Haïti peut-elle se dégager de l’emprise de l’extrême-droite qui vient de prendre le pouvoir avec la victoire de Sweet Micky, pouvoir qu’elle avait perdu en 1994 quand Aristide était revenu avec les Marines. Difficile à dire. La société civile a encore la tête sous l’eau. Les classes moyennes commencent peut-être à peine à émerger. Il leur faudra du temps pour s’en remettre après la dévastation du 12 janvier 2010. La réapparition prochaine de l’armée d’Haïti ne favorisera pas les choses. Etant donné son passé, cette armée ne tardera pas à rétablir la violence et la brutalité dans la vie de tous les jours. Il est même possible de voir réapparaitre une force de répression civile, genre tonton makout, chimè, atache, etc.

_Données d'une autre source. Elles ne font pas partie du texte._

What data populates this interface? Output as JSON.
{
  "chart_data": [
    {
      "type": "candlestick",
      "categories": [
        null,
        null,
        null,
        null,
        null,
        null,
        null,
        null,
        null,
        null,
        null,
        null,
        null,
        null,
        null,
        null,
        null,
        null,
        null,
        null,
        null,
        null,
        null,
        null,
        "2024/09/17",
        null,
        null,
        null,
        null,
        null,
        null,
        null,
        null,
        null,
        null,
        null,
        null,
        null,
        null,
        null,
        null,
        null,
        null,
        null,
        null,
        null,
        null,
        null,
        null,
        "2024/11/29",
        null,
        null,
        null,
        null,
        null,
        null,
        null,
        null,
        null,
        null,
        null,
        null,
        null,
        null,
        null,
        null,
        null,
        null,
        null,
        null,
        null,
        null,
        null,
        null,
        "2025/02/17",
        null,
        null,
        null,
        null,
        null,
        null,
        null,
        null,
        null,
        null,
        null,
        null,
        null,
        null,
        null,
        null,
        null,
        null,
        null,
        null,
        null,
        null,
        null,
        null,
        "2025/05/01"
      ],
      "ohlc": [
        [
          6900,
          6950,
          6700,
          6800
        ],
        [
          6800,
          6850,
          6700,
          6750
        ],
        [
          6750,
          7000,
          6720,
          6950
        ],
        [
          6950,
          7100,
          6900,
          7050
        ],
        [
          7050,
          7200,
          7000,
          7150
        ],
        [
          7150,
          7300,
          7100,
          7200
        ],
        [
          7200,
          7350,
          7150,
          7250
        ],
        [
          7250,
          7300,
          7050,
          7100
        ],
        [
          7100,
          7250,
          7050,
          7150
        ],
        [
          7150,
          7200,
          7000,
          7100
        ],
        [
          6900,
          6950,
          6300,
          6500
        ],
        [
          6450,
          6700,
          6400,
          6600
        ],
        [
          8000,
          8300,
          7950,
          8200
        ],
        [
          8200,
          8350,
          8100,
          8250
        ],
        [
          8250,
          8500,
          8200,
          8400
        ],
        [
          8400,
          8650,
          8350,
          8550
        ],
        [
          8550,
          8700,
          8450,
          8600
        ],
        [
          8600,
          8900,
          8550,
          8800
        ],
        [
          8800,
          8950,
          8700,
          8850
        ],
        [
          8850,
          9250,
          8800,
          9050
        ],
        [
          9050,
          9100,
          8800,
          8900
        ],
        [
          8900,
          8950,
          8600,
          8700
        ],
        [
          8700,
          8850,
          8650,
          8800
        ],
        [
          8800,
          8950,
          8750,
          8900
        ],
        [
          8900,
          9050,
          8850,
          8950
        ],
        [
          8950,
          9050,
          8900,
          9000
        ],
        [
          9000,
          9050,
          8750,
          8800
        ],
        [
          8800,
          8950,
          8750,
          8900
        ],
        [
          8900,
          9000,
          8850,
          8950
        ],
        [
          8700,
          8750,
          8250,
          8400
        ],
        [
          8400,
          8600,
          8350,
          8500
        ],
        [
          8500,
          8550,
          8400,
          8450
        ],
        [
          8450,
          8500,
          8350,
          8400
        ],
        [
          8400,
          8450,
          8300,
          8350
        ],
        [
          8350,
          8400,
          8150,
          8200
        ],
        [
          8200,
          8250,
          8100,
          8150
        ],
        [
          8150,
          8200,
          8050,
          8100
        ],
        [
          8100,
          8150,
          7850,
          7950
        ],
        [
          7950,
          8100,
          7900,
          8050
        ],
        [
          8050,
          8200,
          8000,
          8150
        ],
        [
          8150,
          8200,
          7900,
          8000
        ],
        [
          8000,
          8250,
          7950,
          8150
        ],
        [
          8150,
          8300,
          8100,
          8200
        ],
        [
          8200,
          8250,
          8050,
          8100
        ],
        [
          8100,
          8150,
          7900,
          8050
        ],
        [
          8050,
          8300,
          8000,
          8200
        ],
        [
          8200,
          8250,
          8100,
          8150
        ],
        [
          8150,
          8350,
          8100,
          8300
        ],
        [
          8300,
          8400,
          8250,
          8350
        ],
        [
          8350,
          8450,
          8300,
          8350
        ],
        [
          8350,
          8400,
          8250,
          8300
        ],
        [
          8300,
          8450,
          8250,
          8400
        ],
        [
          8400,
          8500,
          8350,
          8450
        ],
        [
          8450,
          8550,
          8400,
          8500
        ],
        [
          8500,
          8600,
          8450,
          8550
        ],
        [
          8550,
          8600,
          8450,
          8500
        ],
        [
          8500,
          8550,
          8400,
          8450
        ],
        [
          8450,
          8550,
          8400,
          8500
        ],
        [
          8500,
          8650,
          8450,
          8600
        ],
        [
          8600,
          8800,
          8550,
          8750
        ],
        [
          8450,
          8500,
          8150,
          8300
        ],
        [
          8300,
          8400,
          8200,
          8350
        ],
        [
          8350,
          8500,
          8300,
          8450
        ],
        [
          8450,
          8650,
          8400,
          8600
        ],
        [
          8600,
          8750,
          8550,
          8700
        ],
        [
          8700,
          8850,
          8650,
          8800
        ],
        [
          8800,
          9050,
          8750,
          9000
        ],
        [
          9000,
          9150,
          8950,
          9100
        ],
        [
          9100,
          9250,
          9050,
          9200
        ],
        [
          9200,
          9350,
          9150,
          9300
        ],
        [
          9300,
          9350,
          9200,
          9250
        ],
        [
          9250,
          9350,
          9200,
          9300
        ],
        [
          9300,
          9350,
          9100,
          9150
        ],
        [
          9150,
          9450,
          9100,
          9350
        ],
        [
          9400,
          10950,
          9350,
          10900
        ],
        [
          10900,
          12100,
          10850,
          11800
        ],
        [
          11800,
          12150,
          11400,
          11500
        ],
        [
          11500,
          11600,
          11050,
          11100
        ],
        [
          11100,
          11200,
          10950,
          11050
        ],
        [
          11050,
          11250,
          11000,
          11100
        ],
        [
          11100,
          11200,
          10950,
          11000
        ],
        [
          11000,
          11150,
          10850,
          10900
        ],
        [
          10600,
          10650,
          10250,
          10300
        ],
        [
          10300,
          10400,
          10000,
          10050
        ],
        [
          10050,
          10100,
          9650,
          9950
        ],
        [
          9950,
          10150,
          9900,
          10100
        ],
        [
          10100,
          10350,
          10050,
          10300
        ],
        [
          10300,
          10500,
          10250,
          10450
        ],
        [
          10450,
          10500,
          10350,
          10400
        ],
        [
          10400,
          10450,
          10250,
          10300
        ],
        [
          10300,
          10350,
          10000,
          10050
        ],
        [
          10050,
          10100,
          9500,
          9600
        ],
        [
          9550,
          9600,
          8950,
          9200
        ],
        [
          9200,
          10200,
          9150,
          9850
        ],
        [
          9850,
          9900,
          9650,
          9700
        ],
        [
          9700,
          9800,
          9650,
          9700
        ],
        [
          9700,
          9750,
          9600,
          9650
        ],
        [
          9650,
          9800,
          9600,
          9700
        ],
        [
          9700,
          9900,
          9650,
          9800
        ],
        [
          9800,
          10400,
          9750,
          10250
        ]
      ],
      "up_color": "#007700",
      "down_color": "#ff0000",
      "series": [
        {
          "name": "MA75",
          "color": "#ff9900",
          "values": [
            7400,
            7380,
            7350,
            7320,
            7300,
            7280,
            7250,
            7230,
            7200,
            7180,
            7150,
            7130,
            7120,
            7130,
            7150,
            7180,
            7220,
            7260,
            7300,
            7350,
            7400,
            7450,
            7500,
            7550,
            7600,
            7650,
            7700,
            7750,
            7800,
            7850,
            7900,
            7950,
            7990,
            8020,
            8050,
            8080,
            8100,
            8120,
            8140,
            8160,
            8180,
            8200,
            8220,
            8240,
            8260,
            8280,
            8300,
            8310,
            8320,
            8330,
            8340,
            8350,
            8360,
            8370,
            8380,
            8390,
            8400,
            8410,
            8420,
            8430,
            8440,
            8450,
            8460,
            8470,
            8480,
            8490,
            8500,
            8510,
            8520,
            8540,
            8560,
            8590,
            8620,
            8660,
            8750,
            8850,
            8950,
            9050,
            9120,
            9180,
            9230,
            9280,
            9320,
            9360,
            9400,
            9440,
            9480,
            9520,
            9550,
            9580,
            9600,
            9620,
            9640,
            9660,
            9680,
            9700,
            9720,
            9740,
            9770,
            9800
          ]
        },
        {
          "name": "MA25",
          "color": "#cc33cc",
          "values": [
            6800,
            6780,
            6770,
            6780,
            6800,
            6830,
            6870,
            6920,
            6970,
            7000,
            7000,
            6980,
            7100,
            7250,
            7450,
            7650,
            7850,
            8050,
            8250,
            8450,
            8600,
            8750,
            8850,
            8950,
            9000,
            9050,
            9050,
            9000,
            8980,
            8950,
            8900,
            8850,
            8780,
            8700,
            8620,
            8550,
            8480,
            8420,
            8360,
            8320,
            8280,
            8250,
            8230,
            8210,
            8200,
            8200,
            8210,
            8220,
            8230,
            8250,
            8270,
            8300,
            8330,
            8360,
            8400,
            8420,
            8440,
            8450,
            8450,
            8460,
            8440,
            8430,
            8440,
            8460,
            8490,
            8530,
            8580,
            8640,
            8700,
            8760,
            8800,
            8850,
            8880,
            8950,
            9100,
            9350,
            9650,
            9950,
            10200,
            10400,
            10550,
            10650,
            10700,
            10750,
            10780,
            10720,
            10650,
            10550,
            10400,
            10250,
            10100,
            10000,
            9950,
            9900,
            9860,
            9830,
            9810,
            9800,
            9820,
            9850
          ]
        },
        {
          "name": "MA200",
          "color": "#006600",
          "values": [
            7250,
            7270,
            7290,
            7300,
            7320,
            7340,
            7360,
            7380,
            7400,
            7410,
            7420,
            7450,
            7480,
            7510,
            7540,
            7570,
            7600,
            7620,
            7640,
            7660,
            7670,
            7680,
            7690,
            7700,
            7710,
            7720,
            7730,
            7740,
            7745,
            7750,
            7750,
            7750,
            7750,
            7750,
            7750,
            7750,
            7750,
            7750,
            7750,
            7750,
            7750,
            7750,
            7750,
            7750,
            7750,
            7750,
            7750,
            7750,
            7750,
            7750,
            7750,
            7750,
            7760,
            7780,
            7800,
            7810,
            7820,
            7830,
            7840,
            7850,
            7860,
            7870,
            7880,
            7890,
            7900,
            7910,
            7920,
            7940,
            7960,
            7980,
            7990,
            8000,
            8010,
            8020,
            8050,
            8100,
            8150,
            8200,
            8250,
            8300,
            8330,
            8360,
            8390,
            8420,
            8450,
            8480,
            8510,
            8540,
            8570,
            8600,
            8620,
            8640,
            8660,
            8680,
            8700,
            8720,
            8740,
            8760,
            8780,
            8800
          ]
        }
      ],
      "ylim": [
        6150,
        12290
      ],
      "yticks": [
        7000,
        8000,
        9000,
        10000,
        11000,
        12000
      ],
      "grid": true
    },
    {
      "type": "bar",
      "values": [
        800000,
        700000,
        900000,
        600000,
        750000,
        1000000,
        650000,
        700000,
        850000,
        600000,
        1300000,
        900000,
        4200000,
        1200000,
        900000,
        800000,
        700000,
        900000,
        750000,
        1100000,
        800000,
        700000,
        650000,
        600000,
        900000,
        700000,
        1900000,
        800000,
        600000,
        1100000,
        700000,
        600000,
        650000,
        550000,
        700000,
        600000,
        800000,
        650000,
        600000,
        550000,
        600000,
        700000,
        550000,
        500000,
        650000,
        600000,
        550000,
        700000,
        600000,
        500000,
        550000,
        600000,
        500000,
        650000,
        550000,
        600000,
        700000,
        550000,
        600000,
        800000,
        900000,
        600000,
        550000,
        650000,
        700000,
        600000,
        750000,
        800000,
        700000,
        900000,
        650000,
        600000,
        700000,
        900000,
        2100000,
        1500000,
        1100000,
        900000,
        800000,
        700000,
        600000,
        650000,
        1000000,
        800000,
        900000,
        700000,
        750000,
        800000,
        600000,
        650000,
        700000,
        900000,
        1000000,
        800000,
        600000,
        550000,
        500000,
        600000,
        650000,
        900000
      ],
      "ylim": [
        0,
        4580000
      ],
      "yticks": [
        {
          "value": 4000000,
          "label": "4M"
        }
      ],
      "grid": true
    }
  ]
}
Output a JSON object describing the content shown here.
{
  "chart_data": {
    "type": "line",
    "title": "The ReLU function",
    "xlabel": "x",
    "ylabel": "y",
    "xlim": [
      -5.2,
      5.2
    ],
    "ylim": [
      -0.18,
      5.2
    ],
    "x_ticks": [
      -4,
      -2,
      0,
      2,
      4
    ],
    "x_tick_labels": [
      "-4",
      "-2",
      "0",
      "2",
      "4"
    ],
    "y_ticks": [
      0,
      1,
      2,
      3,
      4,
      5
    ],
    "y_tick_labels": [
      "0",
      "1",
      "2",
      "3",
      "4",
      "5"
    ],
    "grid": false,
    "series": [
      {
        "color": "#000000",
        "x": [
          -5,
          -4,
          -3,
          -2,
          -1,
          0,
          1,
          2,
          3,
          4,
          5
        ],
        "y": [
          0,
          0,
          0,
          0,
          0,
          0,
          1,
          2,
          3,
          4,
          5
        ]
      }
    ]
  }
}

Il va falloir que les progressistes haïtiens consentissent à faire un travail de longue haleine pour gagner la confiance des masses populaires et paysannes. L’éducation va constituer la base de tout développement positif. Au cœur de cette éducation, la question de la langue sera centrale. Les masses devront travailler avec les progressistes et poser ensemble les problèmes, les enjeux et l’avenir du pays. La langue créole sera évidemment la langue de travail à l’école. Le français viendra plus tard puisque la Constitution proclame que le créole et le français sont les deux langues officielles de la république. Il ne sert à rien de vilipender la langue française comme cela est courant chez beaucoup de mes compatriotes. Ce n’est pas la langue française qui est responsable de nos malheurs et il est temps que nous cessions de répéter de telles inepties. Il est évident d’autre part que le créole ne constitue aucunement un frein à notre développement économique et social.